Bracing or splinting
A brace or splint worn at night keeps the wrist in a neutral position. This prevents the nightly irritation to the median nerve that occurs when wrists are curled during sleep. Splints can also be worn during activities that aggravate symptoms.
Simple medications can help relieve pain. These medications include anti-inflammatory drugs (NSAIDs), such as ibuprofen.
Changing patterns of hand use to avoid positions and activities that aggravate the symptoms may be helpful. If work requirements cause symptoms, changing or modifying jobs may slow or stop progression of the disease.
A corticosteroid injection will often provide relief, but symptoms may come back.
Surgery may be considered if you do not gain relief from nonsurgical treatments. The decision whether to have surgery is based mostly on the severity of your symptoms.
In more severe cases, surgery is considered sooner because other nonsurgical treatment options are unlikely to help.

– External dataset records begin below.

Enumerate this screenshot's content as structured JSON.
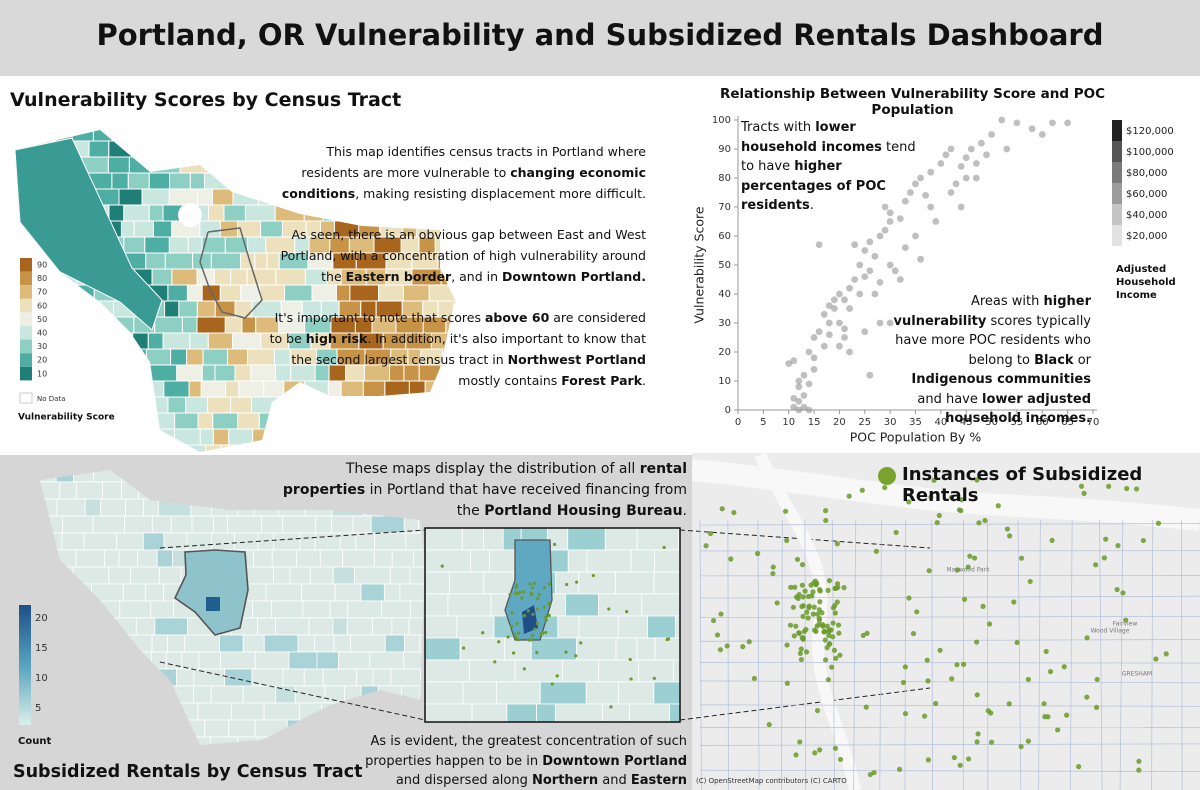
{
  "header": {
    "title": "Portland, OR Vulnerability and Subsidized Rentals Dashboard"
  },
  "vulnerability_map": {
    "title": "Vulnerability Scores by Census Tract",
    "legend": {
      "labels": [
        "90",
        "80",
        "70",
        "60",
        "50",
        "40",
        "30",
        "20",
        "10"
      ],
      "no_data": "No Data",
      "title": "Vulnerability Score"
    },
    "paragraphs": [
      [
        "This map identifies census tracts in Portland where residents are more vulnerable to ",
        "changing economic conditions",
        ", making resisting displacement more difficult."
      ],
      [
        "As seen, there is an obvious gap between East and West Portland, with a concentration of high vulnerability around the ",
        "Eastern border",
        ", and in ",
        "Downtown Portland."
      ],
      [
        "It's important to note that scores ",
        "above 60",
        " are considered to be ",
        "high risk",
        ". In addition, it's also important to know that the second largest census tract in ",
        "Northwest Portland",
        " mostly contains ",
        "Forest Park",
        "."
      ]
    ]
  },
  "chart_data": {
    "type": "scatter",
    "title": "Relationship Between Vulnerability Score and POC Population",
    "xlabel": "POC Population By %",
    "ylabel": "Vulnerability Score",
    "x": [
      10,
      11,
      12,
      12,
      11,
      12,
      13,
      13,
      14,
      12,
      11,
      13,
      14,
      15,
      15,
      14,
      15,
      16,
      17,
      18,
      17,
      19,
      20,
      18,
      20,
      21,
      22,
      23,
      22,
      24,
      25,
      24,
      26,
      27,
      25,
      23,
      26,
      28,
      29,
      30,
      29,
      30,
      32,
      33,
      34,
      35,
      36,
      37,
      38,
      40,
      41,
      42,
      44,
      45,
      46,
      48,
      47,
      50,
      52,
      55,
      58,
      62,
      65,
      60,
      16,
      19,
      21,
      22,
      25,
      26,
      20,
      18,
      21,
      27,
      28,
      30,
      31,
      33,
      35,
      36,
      38,
      39,
      32,
      42,
      43,
      45,
      44,
      47,
      49,
      53,
      30,
      28
    ],
    "values": [
      16,
      17,
      10,
      8,
      4,
      3,
      5,
      1,
      0,
      0,
      1,
      12,
      9,
      14,
      18,
      20,
      25,
      27,
      22,
      30,
      33,
      35,
      30,
      36,
      40,
      38,
      35,
      45,
      42,
      40,
      46,
      50,
      48,
      53,
      55,
      57,
      58,
      60,
      62,
      65,
      70,
      68,
      66,
      72,
      75,
      78,
      80,
      74,
      82,
      85,
      88,
      90,
      84,
      87,
      90,
      92,
      85,
      95,
      100,
      99,
      97,
      99,
      99,
      95,
      57,
      38,
      25,
      20,
      27,
      12,
      22,
      26,
      28,
      40,
      44,
      50,
      48,
      56,
      60,
      52,
      70,
      65,
      45,
      75,
      78,
      80,
      70,
      80,
      88,
      90,
      30,
      30
    ],
    "color": "#8a8a8a",
    "xlim": [
      0,
      70
    ],
    "ylim": [
      0,
      100
    ],
    "xticks": [
      0,
      5,
      10,
      15,
      20,
      25,
      30,
      35,
      40,
      45,
      50,
      55,
      60,
      65,
      70
    ],
    "yticks": [
      0,
      10,
      20,
      30,
      40,
      50,
      60,
      70,
      80,
      90,
      100
    ],
    "annotations": [
      [
        "Tracts with ",
        "lower household incomes",
        " tend to have ",
        "higher percentages of POC residents",
        "."
      ],
      [
        "Areas with ",
        "higher vulnerability",
        " scores typically have more POC residents who belong to ",
        "Black",
        " or ",
        "Indigenous communities",
        " and have ",
        "lower adjusted household incomes."
      ]
    ],
    "color_legend": {
      "labels": [
        "$120,000",
        "$100,000",
        "$80,000",
        "$60,000",
        "$40,000",
        "$20,000"
      ],
      "title": "Adjusted Household Income"
    }
  },
  "rentals": {
    "title": "Subsidized Rentals by Census Tract",
    "count_legend": {
      "labels": [
        "20",
        "15",
        "10",
        "5"
      ],
      "title": "Count"
    },
    "paragraphs": [
      [
        "These maps display the distribution of all ",
        "rental properties",
        " in Portland that have received financing from the ",
        "Portland Housing Bureau",
        "."
      ],
      [
        "As is evident, the greatest concentration of such properties happen to be in ",
        "Downtown Portland",
        " and dispersed along ",
        "Northern",
        " and ",
        "Eastern outskirts",
        "."
      ]
    ]
  },
  "subsidized_map": {
    "legend": "Instances of Subsidized Rentals",
    "attribution": "(C) OpenStreetMap contributors (C) CARTO",
    "place_labels": [
      "Fairview",
      "Wood Village",
      "GRESHAM",
      "Maywood Park"
    ]
  }
}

In very severe, long-standing cases with constant numbness and wasting of your thumb muscles, surgery may be recommended to prevent irreversible damage.
The ligament is cut during surgery. When it heals, there is more room for the nerve and tendons.
In most cases, carpal tunnel surgery is done on an outpatient basis under local anesthesia.
During surgery, a cut is made in your palm. The roof (transverse carpal ligament) of the carpal tunnel is divided. This increases the size of the tunnel and decreases pressure on the nerve.
Once the skin is closed, the ligament begins to heal and grow across the division. The new growth heals the ligament, and allows more space for the nerve and flexor tendons.
Some surgeons make a smaller skin incision and use a small camera, called an endoscope, to cut the ligament from the inside of the carpal tunnel. This may speed up recovery.
The end results of traditional and endoscopic procedures are the same. Your doctor will discuss the surgical procedure that best meets your needs.